Emilia Kabakov : Ce dessin d’Ilya, créé en 1984, c’est toute une histoire. C’est un album, avec des dessins représentant des vaches, des lapins, toutes sortes de fleurs et d’oiseaux. L’idée est que derrière les dessins d’enfants se cachent toujours ces « mauvais » mots.
Un père est allé acheter ce livre de coloriage, mais la mère a vu les « mauvais » mots qu’il contenait. Ils sont allés voir la police et il y a eu toute une enquête sur les ennemis de l’Union soviétique qui ont osé insérer de tels mots dans un livre de coloriage pour enfants.
Ilya a fait ces dessins en 1984, et dans les années 1990, nous en avons fait des estampes, sans penser à la guerre. Aujourd’hui, ils ont été déterrés et ont pris un tout autre sens. Il s’avère qu’Ilya a mis le doigt sur le problème.
Il semble que beaucoup de vos œuvres prennent une nouvelle vie en lien avec les événements actuels ?
Elles se sont révélées avoir plusieurs niveaux de lecture et beaucoup d’entre elles vivent dans le présent. Le Pavillon rouge a été réalisé pour la Biennale de Venise de 1993 [il a été conçu pour montrer que l’Union soviétique n’a jamais vraiment disparu]. Oui, à l’époque, la Perestroïka [la tentative de réforme du système soviétique lancée par Mikhaïl Gorbatchev] était encore en cours en Russie. Tout était en train de changer. Mais comme l’a dit un jour l’ancien Premier ministre Viktor Tchernomyrdine : « Nous voulions le meilleur, mais tout s’est passé comme d’habitude ».
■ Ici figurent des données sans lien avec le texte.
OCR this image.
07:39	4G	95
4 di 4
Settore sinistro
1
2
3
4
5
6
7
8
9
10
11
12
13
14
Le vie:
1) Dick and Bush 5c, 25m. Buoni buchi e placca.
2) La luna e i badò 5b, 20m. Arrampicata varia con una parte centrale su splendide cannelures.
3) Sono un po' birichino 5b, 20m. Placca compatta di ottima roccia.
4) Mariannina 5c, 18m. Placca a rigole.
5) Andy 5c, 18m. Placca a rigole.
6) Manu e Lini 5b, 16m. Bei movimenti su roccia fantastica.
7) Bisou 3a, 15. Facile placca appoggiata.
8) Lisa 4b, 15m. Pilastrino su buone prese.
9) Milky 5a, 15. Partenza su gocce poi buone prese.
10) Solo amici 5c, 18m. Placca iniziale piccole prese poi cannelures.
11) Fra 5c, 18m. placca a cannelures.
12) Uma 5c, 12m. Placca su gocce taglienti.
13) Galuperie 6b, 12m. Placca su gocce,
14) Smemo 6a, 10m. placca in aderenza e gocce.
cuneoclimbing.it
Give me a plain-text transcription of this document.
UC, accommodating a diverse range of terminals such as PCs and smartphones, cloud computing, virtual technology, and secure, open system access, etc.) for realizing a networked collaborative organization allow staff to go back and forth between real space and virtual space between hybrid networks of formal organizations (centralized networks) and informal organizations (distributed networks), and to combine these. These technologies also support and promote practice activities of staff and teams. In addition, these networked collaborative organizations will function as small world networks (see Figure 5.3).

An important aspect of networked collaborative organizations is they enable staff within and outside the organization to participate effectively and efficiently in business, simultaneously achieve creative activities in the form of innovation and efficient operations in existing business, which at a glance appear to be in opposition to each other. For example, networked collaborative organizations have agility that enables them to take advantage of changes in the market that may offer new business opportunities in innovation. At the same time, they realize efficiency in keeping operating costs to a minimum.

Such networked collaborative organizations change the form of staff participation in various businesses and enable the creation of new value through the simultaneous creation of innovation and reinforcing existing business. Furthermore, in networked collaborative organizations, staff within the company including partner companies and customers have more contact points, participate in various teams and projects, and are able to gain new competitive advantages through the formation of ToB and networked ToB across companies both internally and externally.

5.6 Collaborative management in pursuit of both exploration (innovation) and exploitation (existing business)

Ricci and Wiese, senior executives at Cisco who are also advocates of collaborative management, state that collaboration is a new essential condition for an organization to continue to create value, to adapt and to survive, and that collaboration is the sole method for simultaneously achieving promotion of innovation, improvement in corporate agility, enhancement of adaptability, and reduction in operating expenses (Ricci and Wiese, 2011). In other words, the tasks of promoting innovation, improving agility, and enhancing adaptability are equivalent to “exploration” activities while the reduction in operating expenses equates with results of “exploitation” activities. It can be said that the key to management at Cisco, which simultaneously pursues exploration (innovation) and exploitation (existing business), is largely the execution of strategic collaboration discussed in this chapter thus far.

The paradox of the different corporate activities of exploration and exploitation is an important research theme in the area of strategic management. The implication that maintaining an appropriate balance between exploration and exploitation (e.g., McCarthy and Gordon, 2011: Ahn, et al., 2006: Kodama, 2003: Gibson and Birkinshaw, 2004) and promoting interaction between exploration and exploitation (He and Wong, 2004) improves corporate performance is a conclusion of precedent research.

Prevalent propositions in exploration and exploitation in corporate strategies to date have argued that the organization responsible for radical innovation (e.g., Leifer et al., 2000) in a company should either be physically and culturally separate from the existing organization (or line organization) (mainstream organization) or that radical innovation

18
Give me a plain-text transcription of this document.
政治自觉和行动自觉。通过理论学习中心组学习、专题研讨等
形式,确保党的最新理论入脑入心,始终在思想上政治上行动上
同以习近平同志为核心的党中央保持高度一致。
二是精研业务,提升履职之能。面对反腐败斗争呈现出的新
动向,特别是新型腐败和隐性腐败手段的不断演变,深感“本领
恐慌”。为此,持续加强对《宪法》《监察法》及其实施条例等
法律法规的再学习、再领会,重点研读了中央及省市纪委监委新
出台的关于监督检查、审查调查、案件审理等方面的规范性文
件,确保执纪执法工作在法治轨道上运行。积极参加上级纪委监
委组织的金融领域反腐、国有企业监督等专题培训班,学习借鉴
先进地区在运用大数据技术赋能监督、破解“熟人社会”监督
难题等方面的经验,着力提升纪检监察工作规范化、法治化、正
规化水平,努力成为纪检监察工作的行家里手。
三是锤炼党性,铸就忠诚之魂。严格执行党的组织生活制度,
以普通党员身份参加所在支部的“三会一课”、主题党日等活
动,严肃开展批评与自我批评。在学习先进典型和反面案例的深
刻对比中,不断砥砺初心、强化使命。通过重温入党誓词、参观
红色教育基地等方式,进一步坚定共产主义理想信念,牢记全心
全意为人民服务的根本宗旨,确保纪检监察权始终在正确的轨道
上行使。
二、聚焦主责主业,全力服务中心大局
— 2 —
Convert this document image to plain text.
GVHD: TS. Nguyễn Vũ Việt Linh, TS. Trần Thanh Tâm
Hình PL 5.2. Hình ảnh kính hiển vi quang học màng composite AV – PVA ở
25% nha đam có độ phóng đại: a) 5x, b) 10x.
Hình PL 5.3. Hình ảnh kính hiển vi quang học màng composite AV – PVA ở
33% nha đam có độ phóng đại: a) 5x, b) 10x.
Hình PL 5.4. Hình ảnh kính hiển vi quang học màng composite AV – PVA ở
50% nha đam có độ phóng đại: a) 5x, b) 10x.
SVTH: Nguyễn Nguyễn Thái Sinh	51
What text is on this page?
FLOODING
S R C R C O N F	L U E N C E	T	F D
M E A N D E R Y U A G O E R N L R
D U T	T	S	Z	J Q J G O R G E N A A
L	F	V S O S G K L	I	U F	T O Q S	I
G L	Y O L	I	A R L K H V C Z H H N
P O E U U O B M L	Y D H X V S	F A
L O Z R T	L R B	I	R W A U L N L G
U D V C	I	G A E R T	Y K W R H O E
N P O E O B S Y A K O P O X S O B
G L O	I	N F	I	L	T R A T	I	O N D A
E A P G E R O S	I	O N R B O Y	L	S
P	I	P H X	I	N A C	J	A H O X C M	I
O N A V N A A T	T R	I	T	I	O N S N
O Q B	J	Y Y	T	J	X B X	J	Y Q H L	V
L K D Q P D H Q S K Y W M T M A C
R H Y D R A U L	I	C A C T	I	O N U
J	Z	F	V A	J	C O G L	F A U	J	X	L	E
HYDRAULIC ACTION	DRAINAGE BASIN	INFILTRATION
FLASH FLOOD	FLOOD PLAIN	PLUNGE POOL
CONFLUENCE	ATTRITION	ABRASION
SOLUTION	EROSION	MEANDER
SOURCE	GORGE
Il s’avère que tout ce que la Russie a réussi à construire et à changer au cours des 30 dernières années a disparu du jour au lendemain, et tout revient au même vieux système de répression. Je ne parle même pas de l’opération militaire [en Ukraine], qui est en fait la plus effrayante des guerres, car il semble possible qu’elle débouche sur une guerre nucléaire totale. Tout le monde est sur les nerfs. Le monde entier a été mis sens dessus dessous. Pourquoi cela est-il arrivé, et dans quel but, personne ne le sait.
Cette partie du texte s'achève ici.